Mr Land said such regulations would have to be defined on a legal basis to ensure the same stringency for RDE (Real Driving Emissions) tests across the board, and emphasised that the industry “is not blocking or delaying RDE – we are supporting it”.
Instead, Mr Land said that the industry was proposing a RDE package that “will lead to a simultaneous air quality benefit” and it is of “comparable” stringency to the Euro VI RDE programme.
He explained that due to necessary “massive” hardware changes at car manufacturing plants to bring in new RDE tests, the industry’s stance is that the only way an RDE regulation can be brought in is via a gradual ‘2-step’ approach, including an intermediate and a final step.
This, Mr Land said, would lead to the ACEA’s proposed RDE regulation being introduced from perhaps shortly after 2020, but he added that meeting EU NO2 limits would depend on the rate of introduction of RDE compliant vehicles on roads, which “is not in the control of the industry”.
Entitled ‘EU air quality policy: Reducing national emissions beyond 2020’, the evidence session was chaired by Conservative MEP Julie Girling, and saw a number of other environmental and health experts quizzed on improving Europe’s air quality in future.
Marie-Eve Heroux, technical officer for air quality and noise at the World Health Organisation (WHO)’s European centre, began by outlining the current health impacts of air pollution, which is estimated to result in the premature deaths of 430,000 people in Europe each year.
She explained that any improvement in air quality would result in an improvement in health, and advocated the implementation of the Commission’s proposed Clean Air Package of proposed regulations, which have been earmarked for review by new Commission President Jean-Claude Juncker (see airqualitynews.com story).
Ms Heroux said that implementing the package as proposed would prevent 58,000 premature deaths annually by 2030 and reduce the average statistical life expectancy per person due to air pollution from 8.5 months in 2005 to 5.3 months in 2025.

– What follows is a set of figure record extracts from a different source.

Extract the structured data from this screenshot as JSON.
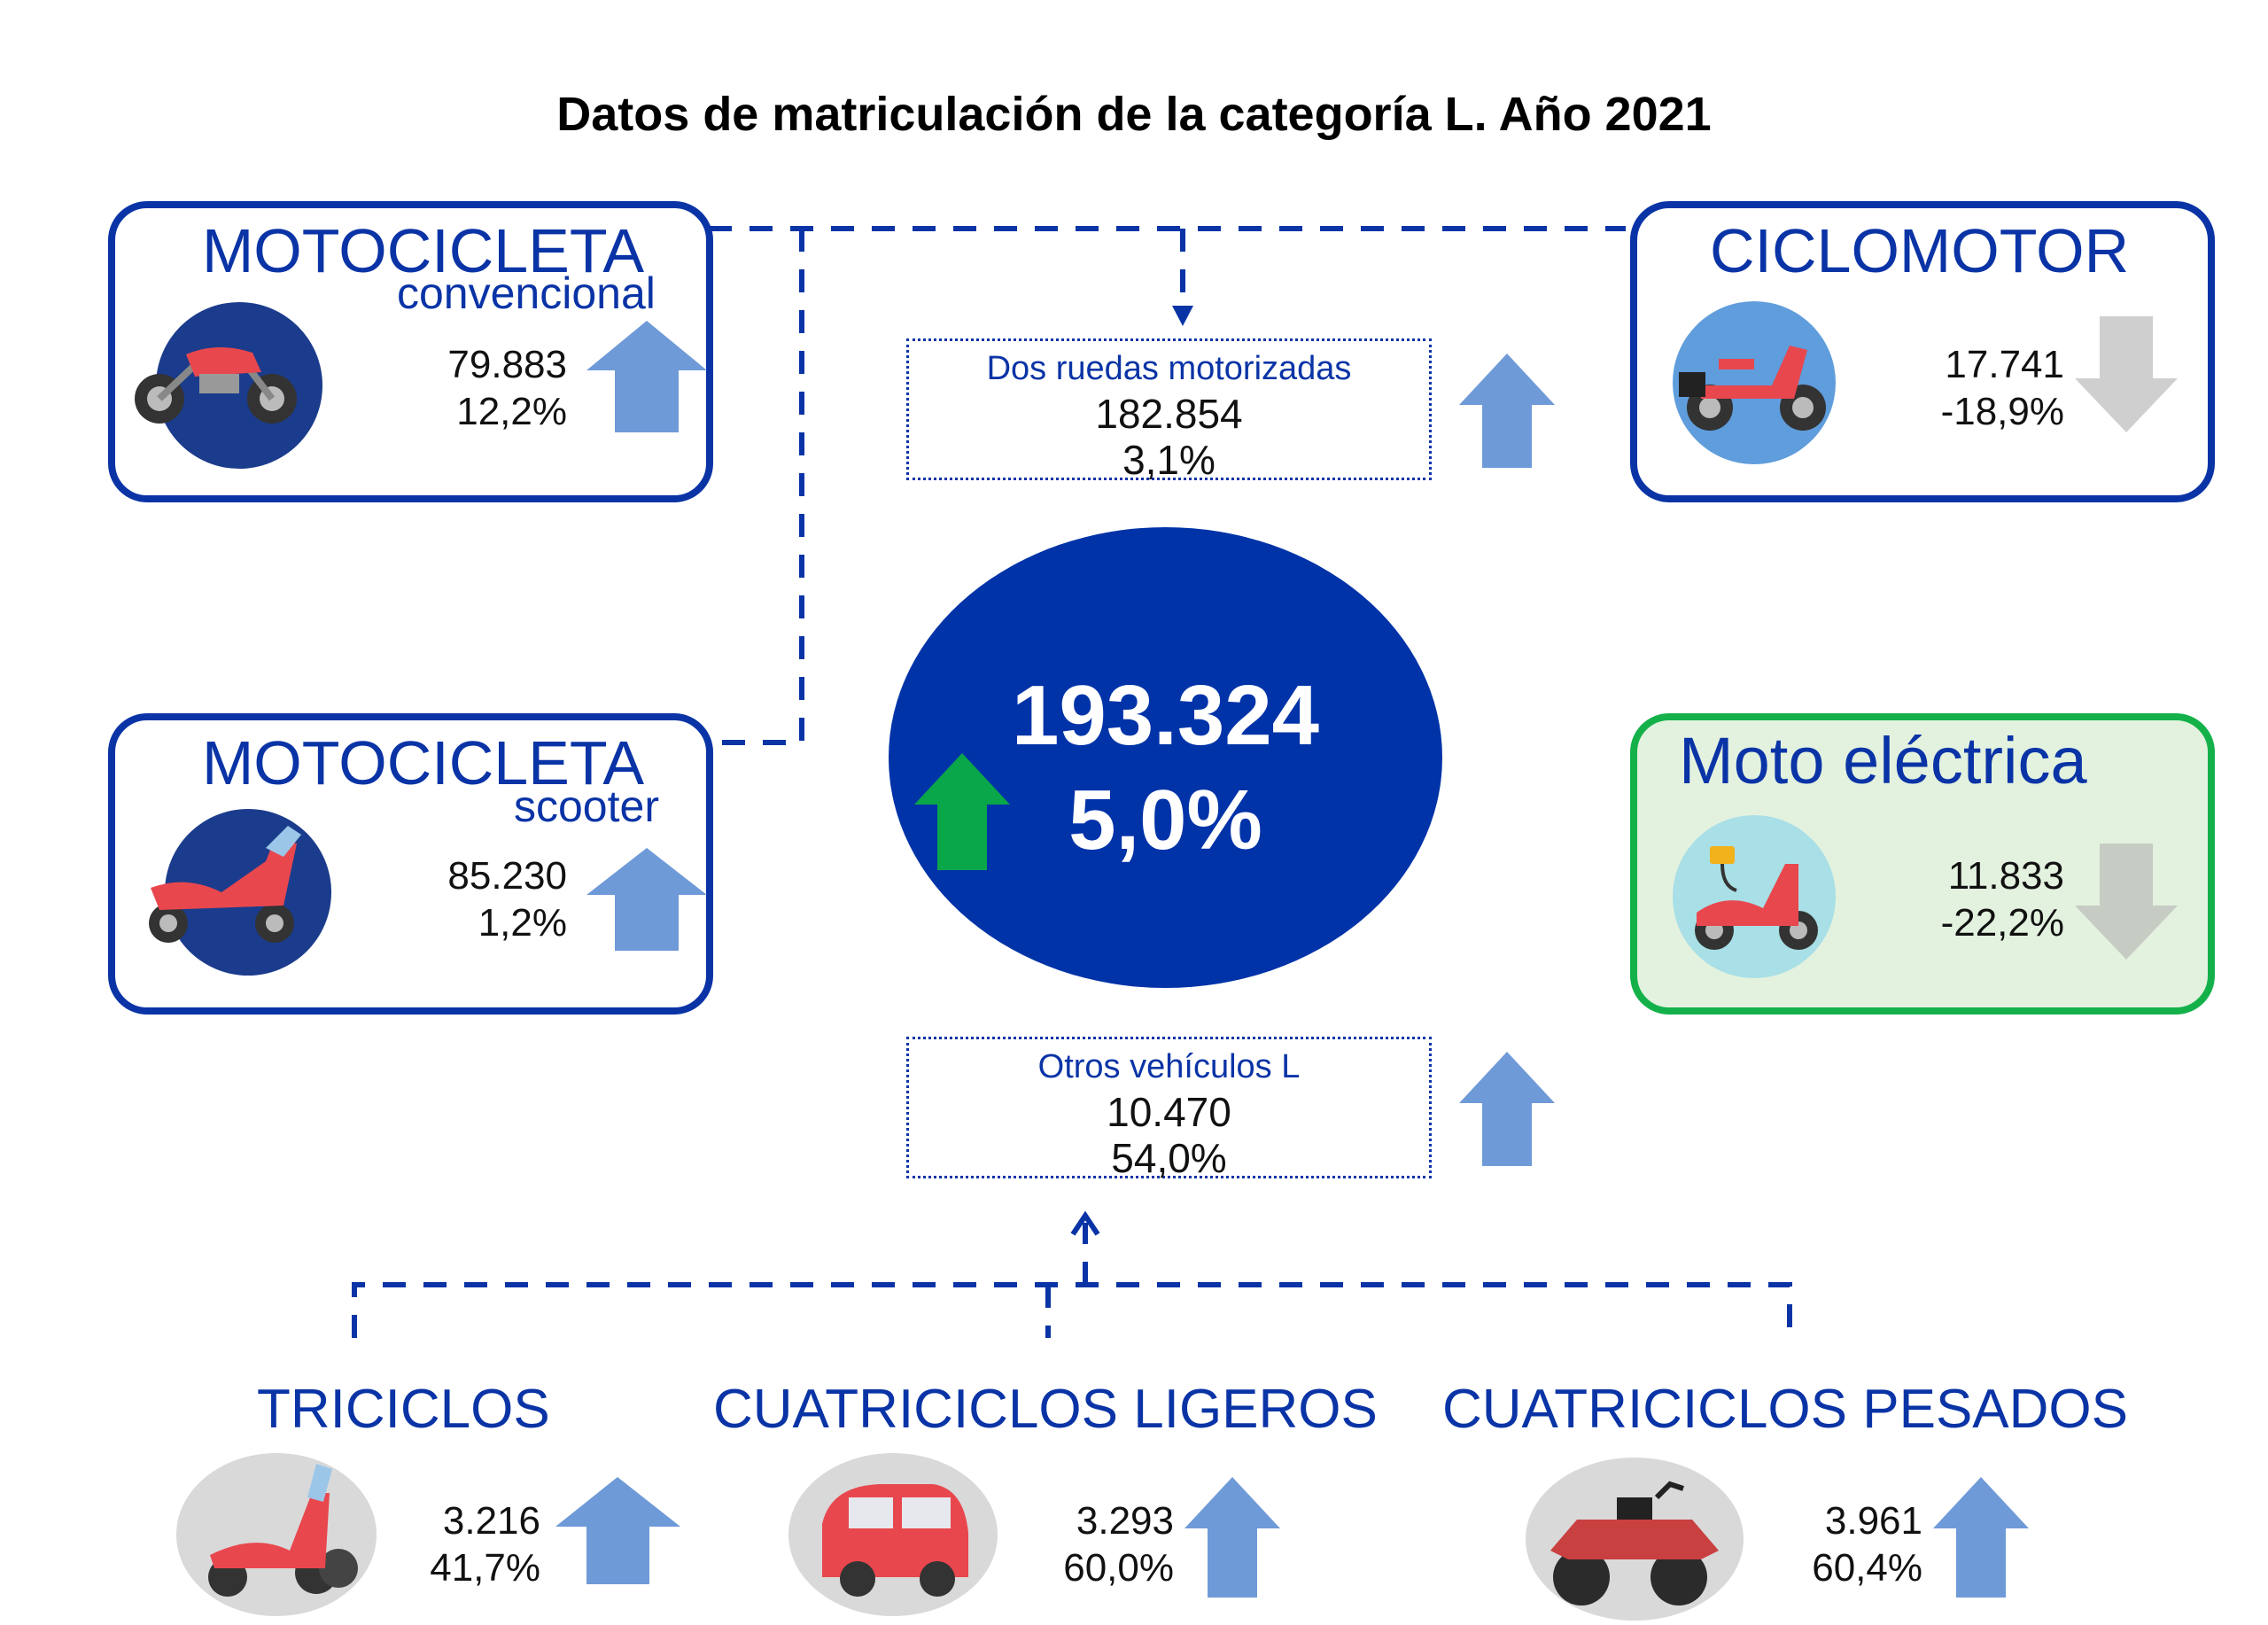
{
  "title": "Datos de matriculación de la categoría L. Año 2021",
  "total": {
    "value": "193.324",
    "change": "5,0%",
    "trend": "up",
    "arrow_color": "#0aa64a"
  },
  "dos_ruedas": {
    "label": "Dos ruedas motorizadas",
    "value": "182.854",
    "change": "3,1%",
    "trend": "up"
  },
  "otros": {
    "label": "Otros vehículos L",
    "value": "10.470",
    "change": "54,0%",
    "trend": "up"
  },
  "moto_convencional": {
    "title": "MOTOCICLETA",
    "subtitle": "convencional",
    "value": "79.883",
    "change": "12,2%",
    "trend": "up",
    "icon": "motorcycle-icon"
  },
  "moto_scooter": {
    "title": "MOTOCICLETA",
    "subtitle": "scooter",
    "value": "85.230",
    "change": "1,2%",
    "trend": "up",
    "icon": "scooter-icon"
  },
  "ciclomotor": {
    "title": "CICLOMOTOR",
    "value": "17.741",
    "change": "-18,9%",
    "trend": "down",
    "icon": "moped-icon"
  },
  "moto_electrica": {
    "title": "Moto eléctrica",
    "value": "11.833",
    "change": "-22,2%",
    "trend": "down",
    "icon": "electric-scooter-icon"
  },
  "triciclos": {
    "title": "TRICICLOS",
    "value": "3.216",
    "change": "41,7%",
    "trend": "up",
    "icon": "tricycle-icon"
  },
  "cuatriciclos_ligeros": {
    "title": "CUATRICICLOS LIGEROS",
    "value": "3.293",
    "change": "60,0%",
    "trend": "up",
    "icon": "microcar-icon"
  },
  "cuatriciclos_pesados": {
    "title": "CUATRICICLOS PESADOS",
    "value": "3.961",
    "change": "60,4%",
    "trend": "up",
    "icon": "quad-icon"
  },
  "colors": {
    "primary": "#0a34a6",
    "up_arrow": "#6f9ad8",
    "down_arrow": "#cfcfcf",
    "green_border": "#14b14b",
    "green_fill": "#e3f2df"
  }
}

She explained that implementing the Clean Air Package also had huge economic benefits, as it would lead to benefits in people’s health that are 12 times the cost of air pollution abatement.
The environmental perspective on European air pollution was provided by air quality expert Crister Agren, director of Swedish environmental organisation AirClim, who also argued that neither existing regulations nor current Commission proposals were enough to limit environmental damage from air pollution, such as eutrophication.
Mr Agren said: “Health damage and environmental damage are much too high and will be much too high under current legislation or the Commission’s proposed legislation.
He added: “You have to combine both national and international measures in order to achieve what we want to achieve.”
However, Mr Agren said that current proposed measures to reduce climate-impacting carbon emissions in the EU by 40% would also have the co-benefit of reducing air pollution, as it would “automatically reduce sulphur emissions”.
In addition, Mr Agren argued that much more work needed to be done to tackle shipping emissions of sulphur and particularly nitrogen oxides, which he said have continued to increase since 1980.
He said there were “still no effective measures to reduce NOx” from shipping in Europe, and called for NOx emission control areas to be expanded “to include sea areas as well”.